Thousands of patient details lost

http://news.bbc.co.uk/go/rss/-/1/hi/england/london/8071601.stm

Version 0 of 1.

Elaine Okyere BBC News, London NHS London has published details of data losses from 2008 until 2009

Thousands of patient details have been lost by the NHS in London following a series of data breaches, a report has revealed.

NHS London revealed that between April 2008 until April 2009 there were 76 "serious untoward incidents", which involved personal information of patients and staff being lost or stolen.

At least 37,872 patient details have been lost, stolen, misplaced or "inappropriately released" by Primary Care Trusts (PCT), GPs and acute trusts in the capital, the report showed.

In one incident computers containing the names, addresses and medical diagnoses of 2,500 patients were left next to a skip in St Pancras Hospital, in north-west London.

The computers, which were not encrypted, went missing and have never been recovered.

Identifiable information

Camden PCT has been issued with an enforcement notice and threatened with legal action by the Information Commissioner's Office (ICO) unless it improves how they protect patients' data.

After the data loss, Camden PCT said it had reviewed its data protection procedures.

In 44 of the incidents reported to NHS London, the amount of data lost was not known, but the majority contained "patient identifiable information".

This information could include anything from a patient's name, date of birth, address or information about a patient's condition.

The North West London Hospitals NHS Trust also had to sign an agreement with the ICO to improve data security after a desktop computer containing 180 patients' details, including their name, date of birth and clinical information, was stolen from Northwick Park Hospital, in Harrow, north London, in May 2008.

Michael Summers, from the Patients' Association, said NHS data is at risk

In another incident, a memory stick with the names and dates of birth of 2,450 patients was misplaced by staff at Greenwich Teaching PCT, in south-east London, in January.

North West London Hospitals NHS Trust said following the thefts, all laptops and PCs in the trust were data encrypted and staff had received further training.

Greenwich PCT said the trust "already explicitly prohibited staff from bringing in and using their own memory sticks" and those breaching the rules had been disciplined.

The report, which was published on NHS London's website, also revealed that a folder containing contact details and care packages for children was left on a wall by staff from an unidentified PCT.

The document also lists incidents where patient information was mistakenly sent by fax to a public library and of 4,000 prescription forms failing to arrive at their destination after being sent through the mail.

NHS London is responsible for 31 PCTs, 24 acute trusts, three mental health trusts and the London Ambulance Service.

Any private information that is imparted on their GP, such as whether as a young girl they had an abortion, these are types of things they do not want known Michael Summers, Patients' Association

An NHS London spokesman said the strategic health authority was taking measures to improve data protection.

He said: "We have improved the way that incidents are reported and are working with all London trusts and PCTs to protect confidential data.

"This includes better training of staff and regular assessment by the Strategic Health Authority to ensure that all have stringent controls in place to secure the flow of information. We are also introducing new physical controls requiring trusts to encrypt all laptops and USB sticks.

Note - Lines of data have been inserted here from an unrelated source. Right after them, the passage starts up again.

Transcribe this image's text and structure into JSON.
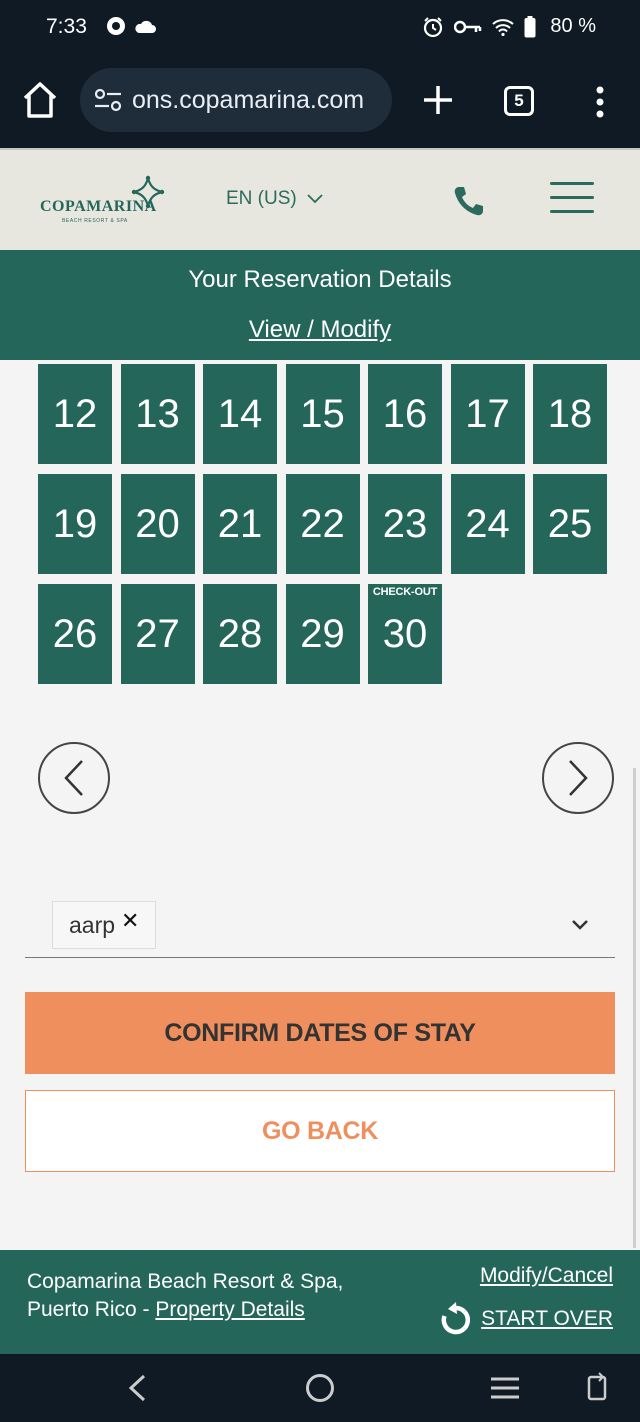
{
  "status_bar": {
    "time": "7:33",
    "battery": "80 %"
  },
  "browser": {
    "url": "ons.copamarina.com",
    "tab_count": "5"
  },
  "header": {
    "logo_name": "COPAMARINA",
    "logo_sub": "BEACH RESORT & SPA",
    "language": "EN (US)"
  },
  "reservation": {
    "title": "Your Reservation Details",
    "link": "View / Modify"
  },
  "calendar": {
    "rows": [
      [
        "12",
        "13",
        "14",
        "15",
        "16",
        "17",
        "18"
      ],
      [
        "19",
        "20",
        "21",
        "22",
        "23",
        "24",
        "25"
      ],
      [
        "26",
        "27",
        "28",
        "29",
        "30"
      ]
    ],
    "checkout_label": "CHECK-OUT"
  },
  "promo": {
    "selected": "aarp"
  },
  "actions": {
    "confirm": "CONFIRM DATES OF STAY",
    "back": "GO BACK"
  },
  "footer": {
    "line1": "Copamarina Beach Resort & Spa,",
    "line2_prefix": "Puerto Rico - ",
    "property_link": "Property Details",
    "modify_link": "Modify/Cancel",
    "start_over": "START OVER"
  },
  "colors": {
    "brand_green": "#24665a",
    "accent_orange": "#f08f5e",
    "header_bg": "#e8e7df",
    "system_bar": "#0f1a24"
  }
}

"The NHS in London is committed to keeping patient data safe and we continue to work with our trusts to monitor their performance, identify any weaknesses and strengthen controls to protect patient data."

'Blackmail risk'

However, some campaigners feel the NHS is not doing enough to ensure sensitive patient details do not get into the wrong hands.

Michael Summers, vice-chair of the Patients' Association, believes the NHS needs to be held accountable for data breaches.

He said: "Patients lose confidence with the NHS. Now we are in the technological age, data of this kind has to be secured. There is a risk the information will get into the wrong hands.

"When data is lost or stolen, patients are open to all sorts of risks like blackmail," Mr Summers said.

"Any private information that is imparted on their GP, such as whether as a young girl they had an abortion, these are types of things they do not want known.

"They do not expect anyone else to have access to this."

A Department of Health spokesman said the NHS locally was "legally responsible" for following data protection rules.

He added the chief executive of the NHS had written to senior health managers "reminding them of their responsibilities".